Und was wäre, wenn Sie eine schwere Krankheit befällt?

Adorf: Also ich würde mich nicht wegmogeln, wenn es nicht schön wird. Ich würde nicht in die Schweiz fahren, um mich einschläfern zu lassen. Ich würde auch keine Pille nehmen, um dem zu entfliehen. Ich würde das Sterben schon so akzeptieren, wie es mir widerfährt.

Man sieht Ihnen Ihr Alter nicht an. Wie halten Sie sich fit?

Adorf: Ich mache nichts Besonderes. Kein Fitnessprogramm, kein Seniorenprogramm. Ich hüpfe nicht, ich tanze nicht. Wenn ich am Meer bin, gehe ich immer noch schwimmen. Auch wenn die Zeiten da immer kürzer werden. Ich versuche auch, etwas gesünder zu essen. Aber ich bin kein Kalorienzähler. Ich glaube, ich habe einfach gute Gene.

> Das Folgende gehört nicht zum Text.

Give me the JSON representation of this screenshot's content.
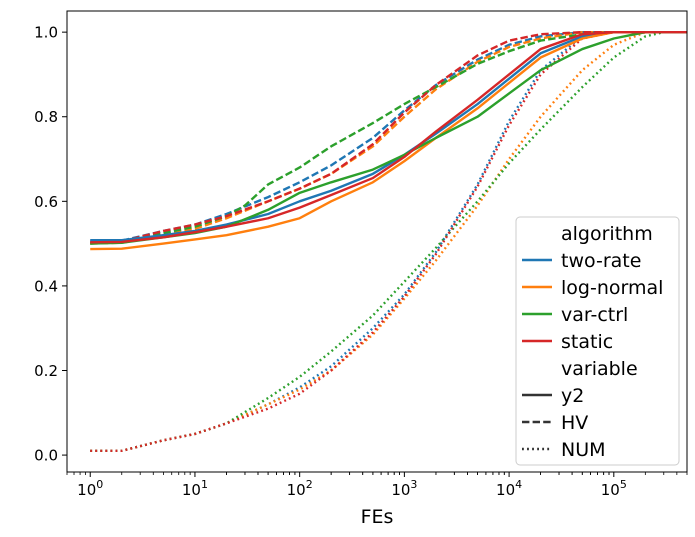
{
  "chart_data": {
    "type": "line",
    "title": "",
    "xlabel": "FEs",
    "ylabel": "",
    "xscale": "log",
    "xlim": [
      0.6,
      500000
    ],
    "ylim": [
      -0.04,
      1.05
    ],
    "grid": false,
    "x_ticks": [
      {
        "value": 1,
        "base": "10",
        "exp": "0"
      },
      {
        "value": 10,
        "base": "10",
        "exp": "1"
      },
      {
        "value": 100,
        "base": "10",
        "exp": "2"
      },
      {
        "value": 1000,
        "base": "10",
        "exp": "3"
      },
      {
        "value": 10000,
        "base": "10",
        "exp": "4"
      },
      {
        "value": 100000,
        "base": "10",
        "exp": "5"
      }
    ],
    "y_ticks": [
      {
        "value": 0.0,
        "label": "0.0"
      },
      {
        "value": 0.2,
        "label": "0.2"
      },
      {
        "value": 0.4,
        "label": "0.4"
      },
      {
        "value": 0.6,
        "label": "0.6"
      },
      {
        "value": 0.8,
        "label": "0.8"
      },
      {
        "value": 1.0,
        "label": "1.0"
      }
    ],
    "legend": {
      "position": "lower-right",
      "entries": [
        {
          "kind": "header",
          "label": "algorithm"
        },
        {
          "kind": "color",
          "label": "two-rate",
          "color": "#1f77b4"
        },
        {
          "kind": "color",
          "label": "log-normal",
          "color": "#ff7f0e"
        },
        {
          "kind": "color",
          "label": "var-ctrl",
          "color": "#2ca02c"
        },
        {
          "kind": "color",
          "label": "static",
          "color": "#d62728"
        },
        {
          "kind": "header",
          "label": "variable"
        },
        {
          "kind": "style",
          "label": "y2",
          "dash": "solid"
        },
        {
          "kind": "style",
          "label": "HV",
          "dash": "dashed"
        },
        {
          "kind": "style",
          "label": "NUM",
          "dash": "dotted"
        }
      ]
    },
    "series": [
      {
        "algorithm": "two-rate",
        "variable": "y2",
        "color": "#1f77b4",
        "dash": "solid",
        "x": [
          1,
          2,
          5,
          10,
          20,
          50,
          100,
          200,
          500,
          1000,
          2000,
          5000,
          10000,
          20000,
          50000,
          100000,
          200000,
          500000
        ],
        "y": [
          0.508,
          0.508,
          0.52,
          0.53,
          0.545,
          0.57,
          0.6,
          0.625,
          0.665,
          0.71,
          0.76,
          0.83,
          0.89,
          0.95,
          0.99,
          1.0,
          1.0,
          1.0
        ]
      },
      {
        "algorithm": "log-normal",
        "variable": "y2",
        "color": "#ff7f0e",
        "dash": "solid",
        "x": [
          1,
          2,
          5,
          10,
          20,
          50,
          100,
          200,
          500,
          1000,
          2000,
          5000,
          10000,
          20000,
          50000,
          100000,
          200000,
          500000
        ],
        "y": [
          0.487,
          0.488,
          0.5,
          0.51,
          0.52,
          0.54,
          0.56,
          0.6,
          0.645,
          0.695,
          0.75,
          0.82,
          0.88,
          0.94,
          0.985,
          1.0,
          1.0,
          1.0
        ]
      },
      {
        "algorithm": "var-ctrl",
        "variable": "y2",
        "color": "#2ca02c",
        "dash": "solid",
        "x": [
          1,
          2,
          5,
          10,
          20,
          50,
          100,
          200,
          500,
          1000,
          2000,
          5000,
          10000,
          20000,
          50000,
          100000,
          200000,
          500000
        ],
        "y": [
          0.5,
          0.502,
          0.515,
          0.525,
          0.54,
          0.58,
          0.62,
          0.645,
          0.675,
          0.71,
          0.75,
          0.8,
          0.855,
          0.91,
          0.96,
          0.985,
          1.0,
          1.0
        ]
      },
      {
        "algorithm": "static",
        "variable": "y2",
        "color": "#d62728",
        "dash": "solid",
        "x": [
          1,
          2,
          5,
          10,
          20,
          50,
          100,
          200,
          500,
          1000,
          2000,
          5000,
          10000,
          20000,
          50000,
          100000,
          200000,
          500000
        ],
        "y": [
          0.503,
          0.504,
          0.515,
          0.527,
          0.54,
          0.56,
          0.585,
          0.615,
          0.655,
          0.705,
          0.765,
          0.84,
          0.9,
          0.96,
          0.995,
          1.0,
          1.0,
          1.0
        ]
      },
      {
        "algorithm": "two-rate",
        "variable": "HV",
        "color": "#1f77b4",
        "dash": "dashed",
        "x": [
          1,
          2,
          5,
          10,
          20,
          50,
          100,
          200,
          500,
          1000,
          2000,
          5000,
          10000,
          20000,
          50000,
          100000,
          200000
        ],
        "y": [
          0.505,
          0.507,
          0.53,
          0.545,
          0.57,
          0.61,
          0.645,
          0.685,
          0.75,
          0.815,
          0.875,
          0.935,
          0.97,
          0.99,
          1.0,
          1.0,
          1.0
        ]
      },
      {
        "algorithm": "log-normal",
        "variable": "HV",
        "color": "#ff7f0e",
        "dash": "dashed",
        "x": [
          1,
          2,
          5,
          10,
          20,
          50,
          100,
          200,
          500,
          1000,
          2000,
          5000,
          10000,
          20000,
          50000,
          100000,
          200000
        ],
        "y": [
          0.5,
          0.502,
          0.52,
          0.535,
          0.56,
          0.6,
          0.63,
          0.665,
          0.73,
          0.8,
          0.865,
          0.93,
          0.965,
          0.985,
          1.0,
          1.0,
          1.0
        ]
      },
      {
        "algorithm": "var-ctrl",
        "variable": "HV",
        "color": "#2ca02c",
        "dash": "dashed",
        "x": [
          1,
          2,
          5,
          10,
          20,
          30,
          50,
          100,
          200,
          500,
          1000,
          2000,
          5000,
          10000,
          20000,
          50000,
          100000,
          200000
        ],
        "y": [
          0.5,
          0.505,
          0.525,
          0.54,
          0.565,
          0.59,
          0.64,
          0.68,
          0.73,
          0.785,
          0.83,
          0.87,
          0.925,
          0.955,
          0.98,
          0.995,
          1.0,
          1.0
        ]
      },
      {
        "algorithm": "static",
        "variable": "HV",
        "color": "#d62728",
        "dash": "dashed",
        "x": [
          1,
          2,
          5,
          10,
          20,
          50,
          100,
          200,
          500,
          1000,
          2000,
          5000,
          10000,
          20000,
          50000,
          100000,
          200000
        ],
        "y": [
          0.502,
          0.505,
          0.53,
          0.545,
          0.565,
          0.6,
          0.63,
          0.665,
          0.735,
          0.81,
          0.875,
          0.945,
          0.98,
          0.995,
          1.0,
          1.0,
          1.0
        ]
      },
      {
        "algorithm": "two-rate",
        "variable": "NUM",
        "color": "#1f77b4",
        "dash": "dotted",
        "x": [
          1,
          2,
          5,
          10,
          20,
          50,
          100,
          200,
          500,
          1000,
          2000,
          5000,
          10000,
          20000,
          50000,
          100000
        ],
        "y": [
          0.01,
          0.01,
          0.035,
          0.05,
          0.075,
          0.12,
          0.16,
          0.21,
          0.3,
          0.38,
          0.48,
          0.64,
          0.79,
          0.91,
          0.99,
          1.0
        ]
      },
      {
        "algorithm": "log-normal",
        "variable": "NUM",
        "color": "#ff7f0e",
        "dash": "dotted",
        "x": [
          1,
          2,
          5,
          10,
          20,
          50,
          100,
          200,
          500,
          1000,
          2000,
          5000,
          10000,
          20000,
          50000,
          100000,
          200000
        ],
        "y": [
          0.01,
          0.01,
          0.035,
          0.05,
          0.075,
          0.12,
          0.155,
          0.2,
          0.285,
          0.37,
          0.46,
          0.59,
          0.7,
          0.8,
          0.91,
          0.97,
          1.0
        ]
      },
      {
        "algorithm": "var-ctrl",
        "variable": "NUM",
        "color": "#2ca02c",
        "dash": "dotted",
        "x": [
          1,
          2,
          5,
          10,
          20,
          50,
          100,
          200,
          500,
          1000,
          2000,
          5000,
          10000,
          20000,
          50000,
          100000,
          200000,
          300000
        ],
        "y": [
          0.01,
          0.01,
          0.035,
          0.05,
          0.075,
          0.135,
          0.185,
          0.245,
          0.33,
          0.41,
          0.49,
          0.6,
          0.69,
          0.77,
          0.87,
          0.94,
          0.99,
          1.0
        ]
      },
      {
        "algorithm": "static",
        "variable": "NUM",
        "color": "#d62728",
        "dash": "dotted",
        "x": [
          1,
          2,
          5,
          10,
          20,
          50,
          100,
          200,
          500,
          1000,
          2000,
          5000,
          10000,
          20000,
          50000,
          100000
        ],
        "y": [
          0.01,
          0.01,
          0.035,
          0.05,
          0.075,
          0.11,
          0.145,
          0.2,
          0.29,
          0.375,
          0.475,
          0.635,
          0.78,
          0.9,
          0.985,
          1.0
        ]
      }
    ]
  }
}
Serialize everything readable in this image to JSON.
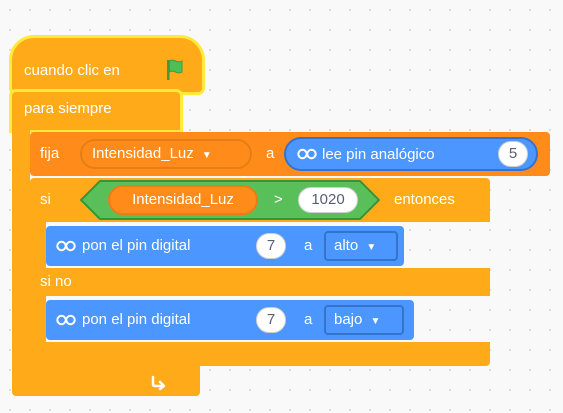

Gibt es eine Rolle, die Sie unbedingt noch spielen möchten?

Adorf: Eigentlich nicht. Wäre ich ein reiner Theaterschauspieler geblieben, hätte ich mir vielleicht den Shylock oder den Lear gewünscht.

Und gab es die eine große Lieblingsrolle in Ihrem Leben?

Adorf: Eigentlich nicht. Ich hatte eine Rolle, die über Jahrzehnte als große, wichtige Rolle angesehen wurde: den Massenmörder Bruno Lüdke in „Nachts, wenn der Teufel kam“: In den letzten Jahren stellte sich dann plötzlich heraus, dass dieser Mann gar kein Mörder war. Das war alles von den Nazis manipuliert. Er war ein Opfer.

Darauf kann ich nicht stolz sein, ich habe einen Menschen, der wirklich gelebt hat, zu einem ganz schlimmen Bild verholfen. Das geht mir sehr nach. Es treibt mich um, ob der Mann eine Rehabilitation bekommt. Aber weil er von den Nazis umgebracht wurde, ohne Prozess, kann die Justiz den Fall heute nicht mehr aufnehmen. Heute sehe ich nicht mehr, ob ich das toll gespielt habe, ich sehe nur noch diesen armen Kerl.